Ferrari boss Sergio Marchionne has insisted that his teams threat to quit Formula 1 post 2020 should be taken very easily, despite the new Alfa Romeo deal with Sauber
Sauber and Ferrari announced a partnership between the Swiss team and Alfa Romeo last Saturday, which includes a technical partnership and title sponsorship as well as announcing Charles Leclerc an Marcus Ericsson would drive for the team, Leclerc replacing Pascal Wehrlein. The announcement raised eyebrows as Ferrari had recently threatened to quit the sport if it did not like the rule changes being proposed on the budget cap and engine front for the next few years.
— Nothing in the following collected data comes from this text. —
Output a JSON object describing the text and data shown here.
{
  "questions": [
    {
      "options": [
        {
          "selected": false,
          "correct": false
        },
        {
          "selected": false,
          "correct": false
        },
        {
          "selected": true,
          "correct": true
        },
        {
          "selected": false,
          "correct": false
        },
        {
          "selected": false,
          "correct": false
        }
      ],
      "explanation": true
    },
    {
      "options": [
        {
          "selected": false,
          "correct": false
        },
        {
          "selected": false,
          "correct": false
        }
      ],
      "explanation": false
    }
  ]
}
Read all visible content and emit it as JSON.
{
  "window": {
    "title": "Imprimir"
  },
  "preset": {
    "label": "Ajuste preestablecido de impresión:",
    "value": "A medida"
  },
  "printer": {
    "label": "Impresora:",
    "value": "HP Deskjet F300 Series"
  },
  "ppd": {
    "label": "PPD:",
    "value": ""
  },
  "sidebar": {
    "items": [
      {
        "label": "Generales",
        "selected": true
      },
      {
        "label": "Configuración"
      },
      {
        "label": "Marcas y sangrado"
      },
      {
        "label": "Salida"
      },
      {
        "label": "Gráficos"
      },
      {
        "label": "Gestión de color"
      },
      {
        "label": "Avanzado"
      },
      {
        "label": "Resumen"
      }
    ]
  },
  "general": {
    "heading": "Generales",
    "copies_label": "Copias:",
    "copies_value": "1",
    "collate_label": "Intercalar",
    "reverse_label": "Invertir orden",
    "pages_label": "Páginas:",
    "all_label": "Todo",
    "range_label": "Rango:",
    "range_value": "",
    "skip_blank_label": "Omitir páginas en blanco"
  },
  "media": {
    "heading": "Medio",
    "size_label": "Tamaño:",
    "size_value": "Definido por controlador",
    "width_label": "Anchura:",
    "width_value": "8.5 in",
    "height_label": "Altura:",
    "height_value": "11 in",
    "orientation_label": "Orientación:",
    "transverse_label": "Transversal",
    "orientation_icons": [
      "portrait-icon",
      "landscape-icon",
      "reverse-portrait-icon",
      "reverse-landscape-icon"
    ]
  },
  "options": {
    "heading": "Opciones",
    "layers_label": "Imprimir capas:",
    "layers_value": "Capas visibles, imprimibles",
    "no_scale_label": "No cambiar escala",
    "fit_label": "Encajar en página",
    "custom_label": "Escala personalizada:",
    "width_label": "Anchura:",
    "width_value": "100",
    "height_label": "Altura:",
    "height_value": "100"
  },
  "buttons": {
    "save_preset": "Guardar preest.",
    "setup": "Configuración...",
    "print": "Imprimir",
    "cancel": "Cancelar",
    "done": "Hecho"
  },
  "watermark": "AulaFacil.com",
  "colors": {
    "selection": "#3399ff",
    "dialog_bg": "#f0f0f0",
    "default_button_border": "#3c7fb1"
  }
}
It looked like the team had virtually admitted that those statements were just hot air with the Alfa announcement, but Marchionne insisted that was not the case.
“We have a dialogue that is evolving, and we still have some time to find points of contact between our differences” said Marchionne.
Our position is clear, though: the agreement that we made with Sauber expires in 2020, just in case [after that date] Ferrari is not in F1. This possibility is serious. The differences are not small, but Chase and I share the belief that we should find a meeting point for the good of the sport.”
Marchionne has expressed concerns about both the mooted budget cap and the new engines that have been proposed for 2021, which will potentially see the removal of the MGU-H element and a more user friendly “plug and play” philosophy to make the life of the mechanics much easier. The Ferrari chairman is worried that a budget cap would be impossible to maintain, despite Liberty Media’s willingness to introduce it. Liberty plan to sit down with the teams over the winter break to discuss the cap, but Marchionne is not convinced by it.
“I’m the first to want to reduce expenses, because it is a sport that knows no bounds. But trying to manage a budget cap is almost impossible” he explained.
“We, for example, have a number of people of the GT programme that at times also operate in the context of Formula 1, so it is almost impossible to control the management of staff.”
Ferrari have threatened to quit the sport before, and have never done so which leads many to believe this is all just words and does not mean anything. But there are some that feel the threat should be taken much more seriously, so the upcoming discussions regarding the new engine rules could well be crucial to the future of Ferrari and Formula 1.